There was also a fun bonus problem, a file at /etc/geoclue/conf.d/99-beacondb.conf was silently overriding whatever I put in the main config. So every time I edited /etc/geoclue/geoclue.conf and thought I fixed it, that conf.d file was just ignoring my changes. Took me embarrassingly long to find that.

The actual fix

The root problem was that BeaconDB had no WiFi data for my area. The solution was to just… put it there myself.

1. Get NeoStumbler on your Android phone

NeoStumbler is an open source app that scans nearby WiFi networks, grabs your GPS position, and submits everything to BeaconDB. Think of it as contributing to a map, except the map is a WiFi location database.

2. Turn on Location

NeoStumbler needs a real GPS lock. It won't submit anything if it can't confirm where you are via satellite. So go outside (but within WiFi range obviously), wait for the GPS to lock in, and walk around a bit. Even 10 minutes around your block is enough to get going.

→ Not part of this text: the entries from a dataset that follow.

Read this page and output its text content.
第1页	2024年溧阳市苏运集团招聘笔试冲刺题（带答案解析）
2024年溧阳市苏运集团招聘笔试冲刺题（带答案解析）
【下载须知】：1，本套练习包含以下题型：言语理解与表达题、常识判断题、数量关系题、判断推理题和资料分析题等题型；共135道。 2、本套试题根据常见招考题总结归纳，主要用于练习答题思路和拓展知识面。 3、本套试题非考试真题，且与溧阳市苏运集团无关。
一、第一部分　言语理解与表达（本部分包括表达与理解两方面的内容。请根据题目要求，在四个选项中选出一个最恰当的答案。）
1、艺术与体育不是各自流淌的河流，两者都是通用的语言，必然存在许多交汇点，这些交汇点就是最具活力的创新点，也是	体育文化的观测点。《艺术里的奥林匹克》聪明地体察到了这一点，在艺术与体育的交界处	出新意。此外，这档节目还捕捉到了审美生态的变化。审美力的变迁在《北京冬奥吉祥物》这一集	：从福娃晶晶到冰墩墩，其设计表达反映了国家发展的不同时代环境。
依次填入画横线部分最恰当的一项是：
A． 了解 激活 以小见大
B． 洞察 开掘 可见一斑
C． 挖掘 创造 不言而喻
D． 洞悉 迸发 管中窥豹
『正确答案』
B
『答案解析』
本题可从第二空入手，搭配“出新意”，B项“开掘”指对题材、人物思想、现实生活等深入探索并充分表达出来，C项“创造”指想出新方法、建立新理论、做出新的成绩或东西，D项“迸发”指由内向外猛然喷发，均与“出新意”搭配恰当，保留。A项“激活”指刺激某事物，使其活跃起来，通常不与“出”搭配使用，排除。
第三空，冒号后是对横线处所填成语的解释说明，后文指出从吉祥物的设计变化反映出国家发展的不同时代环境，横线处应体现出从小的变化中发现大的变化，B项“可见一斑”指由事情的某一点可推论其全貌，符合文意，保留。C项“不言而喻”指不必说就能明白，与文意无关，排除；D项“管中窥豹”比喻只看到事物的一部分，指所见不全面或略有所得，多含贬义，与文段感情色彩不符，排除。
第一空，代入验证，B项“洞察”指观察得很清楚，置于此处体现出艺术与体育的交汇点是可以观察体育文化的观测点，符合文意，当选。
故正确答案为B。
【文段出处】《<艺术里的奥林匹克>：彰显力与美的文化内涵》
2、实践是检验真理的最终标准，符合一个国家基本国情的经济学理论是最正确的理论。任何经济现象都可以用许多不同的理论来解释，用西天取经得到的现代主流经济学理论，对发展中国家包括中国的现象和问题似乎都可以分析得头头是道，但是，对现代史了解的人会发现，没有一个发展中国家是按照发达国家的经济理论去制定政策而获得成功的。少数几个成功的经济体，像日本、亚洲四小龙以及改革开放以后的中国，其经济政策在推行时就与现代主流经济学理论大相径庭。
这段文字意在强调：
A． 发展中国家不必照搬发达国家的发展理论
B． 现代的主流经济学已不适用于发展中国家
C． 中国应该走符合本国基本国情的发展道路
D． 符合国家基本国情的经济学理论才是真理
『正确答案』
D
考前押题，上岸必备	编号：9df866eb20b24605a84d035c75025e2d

I collected 16 reports and it worked. More is obviously better, aim for 100+ if you want solid coverage, but even a little helps.

3. Fix the config

First, remove the overriding BeaconDB config so the main file is actually respected:

sudo rm /etc/geoclue/conf.d/99-beacondb.conf

Then edit the main config:

sudo nano /etc/geoclue/geoclue.conf

Set [ip] to use a fallback that actually works (reallyfreegeoip is kinda meh but at least returns the right country):

[ip]
enable=true
method=reallyfreegeoip

Set [wifi] to BeaconDB:

[wifi]
enable=true
url=https://api.beacondb.net/v1/geolocate

Restart GeoClue:

sudo systemctl restart geoclue

4. Wait a few minutes

BeaconDB takes 5–10 minutes to process submitted data. Grab a chai/coffee or thanda pani.

5. Test

/usr/libexec/geoclue-2.0/demos/where-am-i
Latitude: 28.535100°
Longitude: 77.391000°
Accuracy: 50 meters
Description: WiFi

50 meters. Noida. Nice.

Quick summary of what was wrong

Optional stuff

When GNOME Maps still shows the wrong place

GeoClue returns a fast (wrong) GeoIP result first, then the accurate WiFi result about a minute later. GNOME Maps grabs the first one and stops. You can disable the IP source entirely so it only ever returns WiFi:

sudo nano /etc/geoclue/geoclue.conf
[ip]
enable=false

Apps will take a few seconds longer to get your location but it'll be correct.

Pre-warming GeoClue at login

If you want GeoClue pre-warmed at login, create ~/.local/bin/geoclue-warmup.sh:

nano ~/.local/bin/geoclue-warmup.sh

#!/bin/bash
/usr/libexec/geoclue-2.0/demos/where-am-i &
sleep 90
kill %1
chmod +x ~/.local/bin/geoclue-warmup.sh

And add an autostart entry at ~/.config/autostart/geoclue-warmup.desktop:

nano ~/.config/autostart/geoclue-warmup.desktop
[Desktop Entry]
Type=Application
Name=Geoclue Warmup
Exec=/bin/bash /home/YOUR_USERNAME/.local/bin/geoclue-warmup.sh
StartupNotify=false
Terminal=false

If you're dealing with wrong location on Debian, Arch, Fedora 41, 42, 43 or any other distro, this is almost certainly your problem. MLS being dead broke a lot of things quietly and most people have no idea why their location is wrong.

Go submit some NeoStumbler reports. You'll fix yourself and help the next person too.